I thought I was just having a nyquil-inspired, cold-related seizure when I saw this last night. Guess not.

KenWheaton (#401)

"I don’t know, so let’s skip straight to the Britney-on-Britney fight scene, and the way it causes pedestal-dress Britney to collapse in a heap after spraying multicolored paint from her fingertips. What does this symbolize?"

It symbolizes Katy Perry's videos.

LondonLee (#922)

Not a bad record (and vid) at all but I kept thinking it was a techno version of "If I Said You Had a Beautiful Body Would You Hold It Against Me?" which isn't a good thing.

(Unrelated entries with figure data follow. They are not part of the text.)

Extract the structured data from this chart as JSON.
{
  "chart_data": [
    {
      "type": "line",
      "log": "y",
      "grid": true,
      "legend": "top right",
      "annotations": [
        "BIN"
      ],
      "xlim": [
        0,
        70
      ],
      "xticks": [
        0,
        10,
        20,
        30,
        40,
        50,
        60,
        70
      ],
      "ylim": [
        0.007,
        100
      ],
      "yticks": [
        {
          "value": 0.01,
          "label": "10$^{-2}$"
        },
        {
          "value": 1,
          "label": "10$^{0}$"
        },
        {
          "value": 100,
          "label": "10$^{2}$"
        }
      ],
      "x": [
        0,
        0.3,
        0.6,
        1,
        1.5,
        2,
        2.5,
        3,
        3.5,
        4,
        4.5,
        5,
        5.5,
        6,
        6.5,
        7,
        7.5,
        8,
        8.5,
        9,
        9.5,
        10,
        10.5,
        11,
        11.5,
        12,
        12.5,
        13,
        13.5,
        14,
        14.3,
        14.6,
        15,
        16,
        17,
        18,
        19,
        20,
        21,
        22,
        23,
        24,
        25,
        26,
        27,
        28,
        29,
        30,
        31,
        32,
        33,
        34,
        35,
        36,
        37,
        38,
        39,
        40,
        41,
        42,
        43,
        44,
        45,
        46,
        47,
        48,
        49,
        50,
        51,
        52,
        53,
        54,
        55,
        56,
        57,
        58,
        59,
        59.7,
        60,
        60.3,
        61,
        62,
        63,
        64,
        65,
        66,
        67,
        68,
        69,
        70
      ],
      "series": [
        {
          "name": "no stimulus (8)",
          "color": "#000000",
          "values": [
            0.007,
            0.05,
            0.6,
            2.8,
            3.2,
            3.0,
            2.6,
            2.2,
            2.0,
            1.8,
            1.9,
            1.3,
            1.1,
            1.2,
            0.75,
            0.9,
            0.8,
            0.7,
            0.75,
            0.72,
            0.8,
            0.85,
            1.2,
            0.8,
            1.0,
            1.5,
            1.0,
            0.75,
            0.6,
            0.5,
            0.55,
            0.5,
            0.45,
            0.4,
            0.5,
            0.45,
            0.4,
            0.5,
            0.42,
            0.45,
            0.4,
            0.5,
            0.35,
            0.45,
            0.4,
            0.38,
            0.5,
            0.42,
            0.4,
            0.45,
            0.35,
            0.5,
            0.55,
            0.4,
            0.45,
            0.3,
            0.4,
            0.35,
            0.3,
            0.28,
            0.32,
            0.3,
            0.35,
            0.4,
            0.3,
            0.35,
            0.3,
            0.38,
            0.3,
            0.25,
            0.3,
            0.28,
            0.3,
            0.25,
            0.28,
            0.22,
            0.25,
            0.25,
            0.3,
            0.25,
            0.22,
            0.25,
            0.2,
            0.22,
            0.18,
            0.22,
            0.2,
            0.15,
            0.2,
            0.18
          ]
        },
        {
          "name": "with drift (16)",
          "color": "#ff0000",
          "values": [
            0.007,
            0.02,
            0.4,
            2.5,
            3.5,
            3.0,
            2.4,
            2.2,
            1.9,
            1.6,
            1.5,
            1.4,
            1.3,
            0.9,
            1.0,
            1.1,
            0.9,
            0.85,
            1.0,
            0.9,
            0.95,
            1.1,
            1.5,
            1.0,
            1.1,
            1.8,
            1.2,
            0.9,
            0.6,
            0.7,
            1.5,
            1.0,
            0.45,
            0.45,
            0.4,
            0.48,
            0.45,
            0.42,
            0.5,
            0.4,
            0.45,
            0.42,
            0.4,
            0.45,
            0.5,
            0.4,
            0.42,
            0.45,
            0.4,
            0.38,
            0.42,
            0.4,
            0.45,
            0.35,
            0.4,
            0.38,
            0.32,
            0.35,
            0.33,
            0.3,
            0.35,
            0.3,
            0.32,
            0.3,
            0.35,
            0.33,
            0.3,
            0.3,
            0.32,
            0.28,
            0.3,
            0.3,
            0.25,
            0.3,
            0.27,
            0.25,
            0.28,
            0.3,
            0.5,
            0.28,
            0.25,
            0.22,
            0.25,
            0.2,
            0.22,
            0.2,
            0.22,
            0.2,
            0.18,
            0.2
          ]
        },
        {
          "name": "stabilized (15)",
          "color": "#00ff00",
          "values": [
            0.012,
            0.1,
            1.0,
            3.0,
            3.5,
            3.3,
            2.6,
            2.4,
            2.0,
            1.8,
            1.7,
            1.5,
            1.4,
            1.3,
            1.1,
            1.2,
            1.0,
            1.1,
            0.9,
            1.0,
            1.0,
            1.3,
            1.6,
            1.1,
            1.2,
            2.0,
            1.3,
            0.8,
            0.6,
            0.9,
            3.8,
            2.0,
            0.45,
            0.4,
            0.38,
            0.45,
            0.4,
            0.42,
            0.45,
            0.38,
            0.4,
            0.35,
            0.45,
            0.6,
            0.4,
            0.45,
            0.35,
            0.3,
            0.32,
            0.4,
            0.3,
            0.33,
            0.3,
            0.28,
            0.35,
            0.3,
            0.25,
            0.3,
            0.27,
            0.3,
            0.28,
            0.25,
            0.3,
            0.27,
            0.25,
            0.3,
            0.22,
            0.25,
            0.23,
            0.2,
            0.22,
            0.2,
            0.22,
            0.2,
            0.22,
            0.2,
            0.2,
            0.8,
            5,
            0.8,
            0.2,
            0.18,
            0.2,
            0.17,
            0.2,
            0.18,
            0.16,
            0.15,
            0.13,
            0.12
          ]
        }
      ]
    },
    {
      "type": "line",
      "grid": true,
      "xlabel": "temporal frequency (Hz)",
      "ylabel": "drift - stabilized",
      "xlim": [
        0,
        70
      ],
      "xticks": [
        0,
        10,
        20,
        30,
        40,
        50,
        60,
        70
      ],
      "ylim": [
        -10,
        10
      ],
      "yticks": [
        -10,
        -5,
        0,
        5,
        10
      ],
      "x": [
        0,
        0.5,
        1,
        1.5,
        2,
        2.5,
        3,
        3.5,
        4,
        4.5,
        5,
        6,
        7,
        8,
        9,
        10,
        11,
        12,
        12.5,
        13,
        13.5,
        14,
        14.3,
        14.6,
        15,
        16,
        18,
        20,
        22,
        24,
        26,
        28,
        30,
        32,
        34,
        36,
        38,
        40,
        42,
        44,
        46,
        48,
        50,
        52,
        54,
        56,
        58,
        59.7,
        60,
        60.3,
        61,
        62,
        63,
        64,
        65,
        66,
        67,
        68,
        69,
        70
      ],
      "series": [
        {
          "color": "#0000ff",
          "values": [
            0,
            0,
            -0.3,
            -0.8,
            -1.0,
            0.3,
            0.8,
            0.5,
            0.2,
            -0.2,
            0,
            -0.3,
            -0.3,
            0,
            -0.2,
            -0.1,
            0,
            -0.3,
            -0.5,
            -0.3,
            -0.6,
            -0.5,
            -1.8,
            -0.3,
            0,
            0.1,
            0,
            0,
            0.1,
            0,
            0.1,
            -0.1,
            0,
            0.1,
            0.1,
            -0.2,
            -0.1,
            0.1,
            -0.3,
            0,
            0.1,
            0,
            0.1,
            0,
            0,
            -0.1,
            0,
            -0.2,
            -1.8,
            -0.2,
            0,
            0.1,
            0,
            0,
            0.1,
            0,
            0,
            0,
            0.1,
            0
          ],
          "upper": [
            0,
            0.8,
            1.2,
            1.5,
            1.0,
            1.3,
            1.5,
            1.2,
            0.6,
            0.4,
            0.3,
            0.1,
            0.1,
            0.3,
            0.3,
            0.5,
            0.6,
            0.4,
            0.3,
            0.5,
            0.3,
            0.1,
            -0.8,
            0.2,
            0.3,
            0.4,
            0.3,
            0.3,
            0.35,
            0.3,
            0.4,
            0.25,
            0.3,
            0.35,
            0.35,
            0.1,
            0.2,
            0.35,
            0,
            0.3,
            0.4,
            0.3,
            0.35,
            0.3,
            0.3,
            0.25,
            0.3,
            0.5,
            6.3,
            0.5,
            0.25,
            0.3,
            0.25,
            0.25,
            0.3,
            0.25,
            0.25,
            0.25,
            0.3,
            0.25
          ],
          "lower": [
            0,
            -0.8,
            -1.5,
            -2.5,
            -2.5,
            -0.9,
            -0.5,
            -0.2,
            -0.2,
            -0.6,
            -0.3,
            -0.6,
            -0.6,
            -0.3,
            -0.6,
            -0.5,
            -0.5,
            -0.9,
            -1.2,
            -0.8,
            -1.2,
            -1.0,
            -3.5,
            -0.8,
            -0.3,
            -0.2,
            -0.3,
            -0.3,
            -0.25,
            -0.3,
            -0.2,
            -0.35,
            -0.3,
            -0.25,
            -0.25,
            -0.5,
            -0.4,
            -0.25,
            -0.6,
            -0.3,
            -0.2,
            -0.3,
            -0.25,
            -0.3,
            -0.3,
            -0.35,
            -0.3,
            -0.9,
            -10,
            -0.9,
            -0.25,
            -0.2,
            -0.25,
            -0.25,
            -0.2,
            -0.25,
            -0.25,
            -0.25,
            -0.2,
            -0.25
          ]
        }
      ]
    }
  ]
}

Also, why is it four and a half minutes long? Damn kids these days don't know when to stop. Three minutes is all that needs.

TrilbyLane (#1,318)

appears that the Bellamy Brothers kept thinking so too:

http://www.dailymail.co.uk/tvshowbiz/article-1358803/Britney-Spears-faces-multi-million-dollar-lawsuit-accused-ripping-song-lyrics.html

(I like that Britney launched the video on twitter 'without further adieu'!)

Aatom (#74)

Anyone else notice the "Plenty of Fish" dating website that Ackerlund also used in the lesbian guard scene of Telephone?

Mirrors.

leroybanjo (#8,448)

@londonlee, more than not a good thing (and I can't say I agree with your "not a bad record/vid"). It's bad enough that hollywood has been co-opted by "what else can we plunder?" paeans to "artists" in the stan lee orbit. Now pop music has plumbed the expressive possibilities of…t-shirts from the 70's? I want to see the video to "I'm with stupid ->"…oh, wait. I just did.

Swass LikeMe (#1,317)

Eh. This is Britney in her comfort zone – commercial, disposable, replaceable. I (morbidly) hold out hope that she will hit ROCK-BOTTOM and write an album that parses her core.

Bob Constans (#9,989)

Harsh!
Kinder than I would be, tho. LOL
I ended up watching the vid with the sound off and Mott The Hoople's Golden Age Of Rock-n-Roll playing… it went disturbingly well together.

josh_speed (#97)

See, for me this video is Britney in her death throes. For me there is no meaning. It is just one set piece after another, burnt money, and I am sure G-d did not invent high-end compositing software for this purpose. Eck.